Di parere decisamente opposto è Enrico Cappelletti, esperto giornalista subacqueo, fotosub di valore, redattore capo di Aqua: «Le pinne. La probabilità che cadano sullo stesso punto è assurda. Sott’ acqua queste pinne pesano 100 gr, quindi con un filo di corrente si spostano nella caduta e vanno a posarsi in posti molto lontani l’una dall’altra. Questo è stato il primo dubbio. Poi la cintura dei piombi. Il secondo dubbio è che la cintura è chiusa, come pure la cintura delle bombole. E rotto solo uno spallaccio. E come se lo squalo si fosse risucchiato il sub. Preciso una cosa. Io non sono un esperto come altri hanno tentato di presentarsi. Sono una persona che va da tanti anni sott’acqua; ho visto gli squali sott’acqua, come mordono e come mangiano, cosa combinano. Mi sembra inconsueto che uno squalo possa avere risucchiato un sub lasciando tanti pezzetti in un solo punto. Veniamo alla misura della cintura. Quella è la cosa che mi ha praticamente messo un dubbio fortissimo sin dal primo momento. E impossibile che un uomo della taglia di Costanzo, un 52, possa avere indossato quella cintura.
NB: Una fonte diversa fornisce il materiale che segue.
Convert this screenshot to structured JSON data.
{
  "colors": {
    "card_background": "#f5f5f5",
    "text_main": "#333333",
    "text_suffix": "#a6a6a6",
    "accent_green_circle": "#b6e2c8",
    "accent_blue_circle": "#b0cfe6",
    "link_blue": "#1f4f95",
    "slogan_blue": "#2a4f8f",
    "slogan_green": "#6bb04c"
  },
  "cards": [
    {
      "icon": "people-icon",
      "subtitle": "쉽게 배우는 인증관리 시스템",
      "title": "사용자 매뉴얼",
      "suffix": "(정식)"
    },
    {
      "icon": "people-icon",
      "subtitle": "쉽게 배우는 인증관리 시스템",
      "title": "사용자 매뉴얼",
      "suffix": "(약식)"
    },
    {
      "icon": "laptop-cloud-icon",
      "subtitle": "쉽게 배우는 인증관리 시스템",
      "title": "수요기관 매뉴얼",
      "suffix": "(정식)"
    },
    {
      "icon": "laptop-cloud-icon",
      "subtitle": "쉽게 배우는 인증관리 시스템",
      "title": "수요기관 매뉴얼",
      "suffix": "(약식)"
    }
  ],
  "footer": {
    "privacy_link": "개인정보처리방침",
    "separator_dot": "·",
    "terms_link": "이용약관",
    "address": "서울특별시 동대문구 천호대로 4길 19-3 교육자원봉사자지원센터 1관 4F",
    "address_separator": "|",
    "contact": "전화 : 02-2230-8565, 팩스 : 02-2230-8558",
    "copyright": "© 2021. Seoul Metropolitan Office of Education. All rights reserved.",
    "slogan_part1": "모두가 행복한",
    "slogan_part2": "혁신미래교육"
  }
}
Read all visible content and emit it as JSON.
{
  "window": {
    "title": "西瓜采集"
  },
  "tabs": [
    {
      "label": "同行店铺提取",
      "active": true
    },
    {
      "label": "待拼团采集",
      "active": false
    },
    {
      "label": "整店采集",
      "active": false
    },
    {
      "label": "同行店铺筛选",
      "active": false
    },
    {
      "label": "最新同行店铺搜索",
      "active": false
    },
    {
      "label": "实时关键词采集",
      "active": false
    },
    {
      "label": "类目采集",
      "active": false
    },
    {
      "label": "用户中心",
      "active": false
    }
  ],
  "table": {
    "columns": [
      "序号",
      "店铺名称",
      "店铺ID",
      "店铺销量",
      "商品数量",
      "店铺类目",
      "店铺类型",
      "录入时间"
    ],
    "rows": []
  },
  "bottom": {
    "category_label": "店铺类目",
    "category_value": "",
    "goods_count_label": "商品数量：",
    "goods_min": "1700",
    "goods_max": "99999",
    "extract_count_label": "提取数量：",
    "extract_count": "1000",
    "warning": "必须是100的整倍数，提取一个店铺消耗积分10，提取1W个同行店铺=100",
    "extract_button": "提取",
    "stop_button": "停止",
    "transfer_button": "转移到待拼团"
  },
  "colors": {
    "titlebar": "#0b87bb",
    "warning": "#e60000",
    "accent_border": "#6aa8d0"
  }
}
Non sta a me che ho taglia 46. E poi, i tagli impressi dai denti dovrebbero essere sui fianchi della cintura». Ma allora, cosa potrebbe essere successo, chiede Mino D’Amato, l’intervistatore. «Non lo so, non riesco a capire. E un dubbio che deve risolvere l’autorità giudiziaria». Il Direttore di Aqua, Mario Oriani, non ha dubbi: «Io ho chiamato i miei redattori, ho chiamato il mio miglior specialista che è Cappelletti ed ho dato loro disposizione di condurre una inchiesta. Non dico i fatti appurati nell’inchiesta, ma sono almeno 12 le ragioni fondamentali, alcune apparse sui giornali, per le quali è impossibile che sia avvenuto ciò che è stato raccontato dal figlio della presunta vittima, diciamo, e dal signore svizzero. Tutto si contraddice, non c’è un punto che funzioni. Difendo lo squalo. Sono sicuro che lo squalo non c’entra niente».

Ma allora, se non è stato lo squalo; se non può essere stata la bomba, in quanto avrebbe dovuto avere una potenza dirompente enorme per fare disintegrare un uomo e contemporaneamente la facoltà di non fare esplodere le bombole, caricate ad un paio di centinaia di atmosfere; chi è stato? Ed il figlio di Costanzo, che figlio è, per avere detto tale bugia? Non ha una coscienza, una madre, dei parenti? Infine un’ultima domanda: se non è stato lo squalo e non è stata la bomba, dov’è Costanzo?

Nessun ‘altro era presente tranne i due testimoni. A questo punto il nostro pensiero è sostenuto da una sola certezza: la consapevolezza che in mare vi sono ancora tanti e tali fenomeni, in parte ancora da penetrare, che la nostra immaginazione fa fatica a contenerli tutti. Qualunque manuale che parla di subacquea, alla voce «pericoli oltre ad elencare meduse, murene e razze, accenna anche agli squali. Certo, dice pure che gli incontri in Mediterraneo sono rari e che la bestia, in genere, è timida. Ma non nega che si possano incontrare.

Il nostro raziocinio, comunque, ci deve condurre ad una sola considerazione certa: Luciano Costanzo non esiste più su questa terra perché, sia pure per un caso eccezionale e fortuito (diciamo pure un caso su dieci milioni), è stato attaccato, ucciso e divorato, forse da uno squalo, in un giorno di febbraio, nel golfo di Baratti, davanti a Piombino.

Perlomeno, fino a prova contraria certa.